Levels of GIP in urine collected from two individuals determined with the G12 mAb biosensor during a controlled low gluten intake. The monitoring was done during a regular diet, followed by 2 days of GFD, and by a controlled gluten intake of 50, 150, and 250 mg in the following days. Each point represents the mean ± SD of triplicate measurements (sample corresponding to a gluten intake of 250 mg for patient 2 was not collected)

Conclusions

We have developed a plasmonic device that allows rapid, highly reproducible, accurate, and non-invasive gluten intake control using a small amount of patient’s urine (200 μL). We demonstrate that with the explicitly designed biofunctionalization protocol, the plasmonic biosensor directly quantifies GIP generated after digestion of gluten and excreted in the urine.
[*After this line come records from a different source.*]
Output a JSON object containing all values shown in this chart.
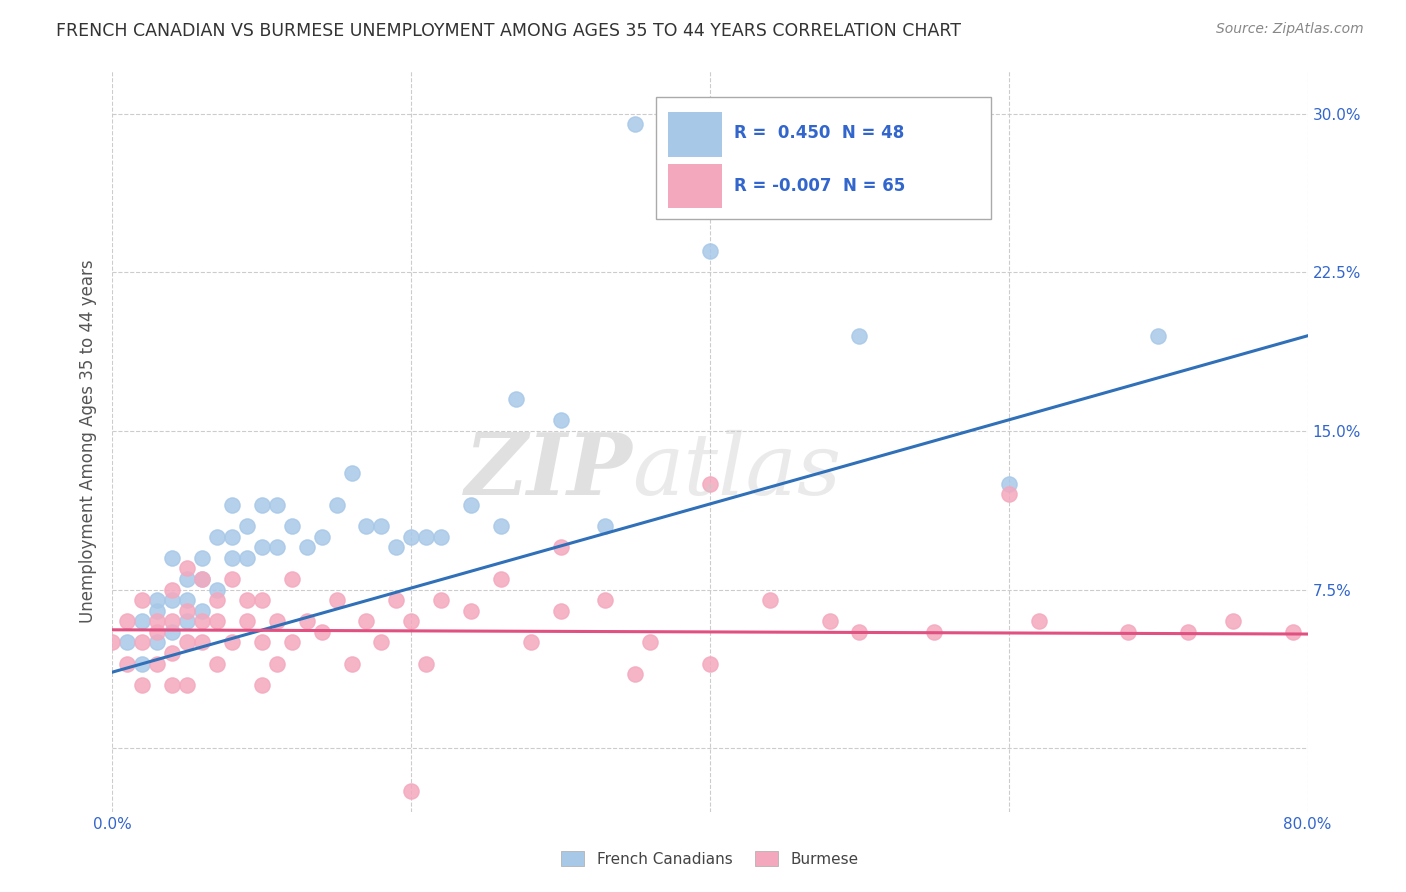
{
  "title": "FRENCH CANADIAN VS BURMESE UNEMPLOYMENT AMONG AGES 35 TO 44 YEARS CORRELATION CHART",
  "source": "Source: ZipAtlas.com",
  "ylabel": "Unemployment Among Ages 35 to 44 years",
  "xlim": [
    0.0,
    0.8
  ],
  "ylim": [
    -0.03,
    0.32
  ],
  "yticks": [
    0.0,
    0.075,
    0.15,
    0.225,
    0.3
  ],
  "ytick_labels": [
    "",
    "7.5%",
    "15.0%",
    "22.5%",
    "30.0%"
  ],
  "xticks": [
    0.0,
    0.8
  ],
  "xtick_labels": [
    "0.0%",
    "80.0%"
  ],
  "french_R": 0.45,
  "french_N": 48,
  "burmese_R": -0.007,
  "burmese_N": 65,
  "french_color": "#a8c8e8",
  "burmese_color": "#f4a8be",
  "french_line_color": "#3070b8",
  "burmese_line_color": "#e05080",
  "legend_text_color": "#3366cc",
  "watermark_zip": "ZIP",
  "watermark_atlas": "atlas",
  "background_color": "#ffffff",
  "grid_color": "#cccccc",
  "french_scatter_x": [
    0.01,
    0.02,
    0.02,
    0.03,
    0.03,
    0.03,
    0.04,
    0.04,
    0.04,
    0.05,
    0.05,
    0.05,
    0.06,
    0.06,
    0.06,
    0.07,
    0.07,
    0.08,
    0.08,
    0.08,
    0.09,
    0.09,
    0.1,
    0.1,
    0.11,
    0.11,
    0.12,
    0.13,
    0.14,
    0.15,
    0.16,
    0.17,
    0.18,
    0.19,
    0.2,
    0.21,
    0.22,
    0.24,
    0.26,
    0.3,
    0.35,
    0.4,
    0.45,
    0.5,
    0.33,
    0.27,
    0.6,
    0.7
  ],
  "french_scatter_y": [
    0.05,
    0.04,
    0.06,
    0.05,
    0.065,
    0.07,
    0.055,
    0.07,
    0.09,
    0.06,
    0.07,
    0.08,
    0.065,
    0.08,
    0.09,
    0.075,
    0.1,
    0.09,
    0.1,
    0.115,
    0.09,
    0.105,
    0.095,
    0.115,
    0.095,
    0.115,
    0.105,
    0.095,
    0.1,
    0.115,
    0.13,
    0.105,
    0.105,
    0.095,
    0.1,
    0.1,
    0.1,
    0.115,
    0.105,
    0.155,
    0.295,
    0.235,
    0.28,
    0.195,
    0.105,
    0.165,
    0.125,
    0.195
  ],
  "burmese_scatter_x": [
    0.0,
    0.01,
    0.01,
    0.02,
    0.02,
    0.02,
    0.03,
    0.03,
    0.03,
    0.04,
    0.04,
    0.04,
    0.04,
    0.05,
    0.05,
    0.05,
    0.05,
    0.06,
    0.06,
    0.06,
    0.07,
    0.07,
    0.07,
    0.08,
    0.08,
    0.09,
    0.09,
    0.1,
    0.1,
    0.11,
    0.11,
    0.12,
    0.12,
    0.13,
    0.14,
    0.15,
    0.16,
    0.17,
    0.18,
    0.19,
    0.2,
    0.21,
    0.22,
    0.24,
    0.26,
    0.28,
    0.3,
    0.33,
    0.36,
    0.4,
    0.44,
    0.48,
    0.55,
    0.62,
    0.68,
    0.72,
    0.75,
    0.79,
    0.3,
    0.4,
    0.5,
    0.6,
    0.1,
    0.2,
    0.35
  ],
  "burmese_scatter_y": [
    0.05,
    0.04,
    0.06,
    0.03,
    0.05,
    0.07,
    0.04,
    0.055,
    0.06,
    0.03,
    0.045,
    0.06,
    0.075,
    0.05,
    0.03,
    0.065,
    0.085,
    0.05,
    0.06,
    0.08,
    0.04,
    0.06,
    0.07,
    0.05,
    0.08,
    0.06,
    0.07,
    0.05,
    0.07,
    0.06,
    0.04,
    0.05,
    0.08,
    0.06,
    0.055,
    0.07,
    0.04,
    0.06,
    0.05,
    0.07,
    0.06,
    0.04,
    0.07,
    0.065,
    0.08,
    0.05,
    0.065,
    0.07,
    0.05,
    0.04,
    0.07,
    0.06,
    0.055,
    0.06,
    0.055,
    0.055,
    0.06,
    0.055,
    0.095,
    0.125,
    0.055,
    0.12,
    0.03,
    -0.02,
    0.035
  ],
  "french_line_x": [
    0.0,
    0.8
  ],
  "french_line_y": [
    0.036,
    0.195
  ],
  "burmese_line_x": [
    0.0,
    0.8
  ],
  "burmese_line_y": [
    0.056,
    0.054
  ]
}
No extraction or any other type of sample pretreatment or purification is needed, which greatly simplifies the analysis and speeds up its implementation as an autonomous POC device that could be easily used by celiac patients to monitor their own adherence to GFD. Excellent levels of sensitivity and specificity are reached using two different monoclonal antibodies (G12 and A1) that show a different recognition pattern of GIP. In both cases, the LODs achieved (around 1.6 and 4.0 ng mL−1 respectively) guarantee the detection of minimal quantities of GIP even after low gluten intake. This device shows exceptional reproducibility and reliability, exemplified in the intra- and inter-assays’ low variability and the low CV% obtained when measuring replicates of urine spiked samples over time with different chips, and very good accuracy, demonstrated in the correlation analysis with a significant number of real samples, reaching recoveries close to 100%. All of this corroborates the feasibility and robustness of the developed biosensing method. So far, the biosensor chips show a promising storage stability of 6 months although further studies will cover a broader time span to ensure a storage capability in compliance with commercialized tests standards. Moreover, further integration of the biosensor chip in a disposable microfluidics cartridge will enable their integration and potential manufacturing. This biosensing strategy implemented in the plasmonic biosensor is highly attractive to monitor the treatment of celiac disease and to assess any potential infringement of a gluten-free diet, as it has been illustrated with the tracking of the GIP levels in two individuals subjected to a controlled gluten diet. Overall, the developed biosensor device holds great potential as a convenient sensing tool for the label-free non-invasive celiac disease follow-up, for promoting self-monitoring of celiac patients in the daily life, and it reduces the need for additional invasive investigations on follow-up.